Appeal Court strikes down Victoria's plastic bag ban
Victoria's Plastic bag Regulation bylaw has been struck down by the Court of Appeal.
The bylaw, which has been in effect since July 1, 2018, banned the use of single-use plastic checkout bags and set a minimum price on paper and reusable checkout bags.
In their reasons for judgment, the Court found the bylaw's dominant purpose was to protect the natural environment rather than business regulation.
Because of that provincial approval for the bylaw was required. Since the City did not get such approval, the bylaw is not valid.
Mayor Lisa Helps promises to review the decision and consider all options. She maintains the Court decision doesn't undermine the soundness of the bylaw itself, it only deals with the process required for its adoption.

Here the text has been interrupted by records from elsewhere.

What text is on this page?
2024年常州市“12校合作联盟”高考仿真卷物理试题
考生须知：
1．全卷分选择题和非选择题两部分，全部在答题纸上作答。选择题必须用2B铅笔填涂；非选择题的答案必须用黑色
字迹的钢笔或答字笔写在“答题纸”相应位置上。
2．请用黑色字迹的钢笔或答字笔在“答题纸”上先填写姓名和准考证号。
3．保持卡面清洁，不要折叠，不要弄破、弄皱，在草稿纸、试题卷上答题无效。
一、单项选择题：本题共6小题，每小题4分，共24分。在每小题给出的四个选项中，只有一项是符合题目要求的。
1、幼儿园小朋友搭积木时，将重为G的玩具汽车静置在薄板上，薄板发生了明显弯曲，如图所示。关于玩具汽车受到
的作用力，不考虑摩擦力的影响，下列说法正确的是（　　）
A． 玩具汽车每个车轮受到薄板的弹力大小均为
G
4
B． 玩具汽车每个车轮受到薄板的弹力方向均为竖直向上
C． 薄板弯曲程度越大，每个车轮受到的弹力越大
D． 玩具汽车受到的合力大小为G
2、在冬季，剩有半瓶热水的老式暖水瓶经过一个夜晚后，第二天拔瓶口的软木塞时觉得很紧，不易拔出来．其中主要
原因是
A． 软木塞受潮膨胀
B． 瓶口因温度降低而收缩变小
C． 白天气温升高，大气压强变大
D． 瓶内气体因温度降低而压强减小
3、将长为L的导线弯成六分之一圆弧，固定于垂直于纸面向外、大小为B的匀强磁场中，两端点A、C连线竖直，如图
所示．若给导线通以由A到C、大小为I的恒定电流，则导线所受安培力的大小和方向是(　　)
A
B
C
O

In a news release, Victolria city hall says since the bylaw's introduction more than 17 million plastic bags have been eliminated from the community, village centres, parks and beaches - bags that otherwise would end up as litter or choke the landfill for hundreds of years.
Helps says there is no turning back as the continued use of single-use plastic checkout bags is an unsustainable practice, and she encourages businesses and shoppers to stay-the-course on reusable checkout bags.
Besides Victoria, hundreds of B.C., Canadian and international jurisdictions are already introducing programs and regulations to eliminate single-use plastic bags.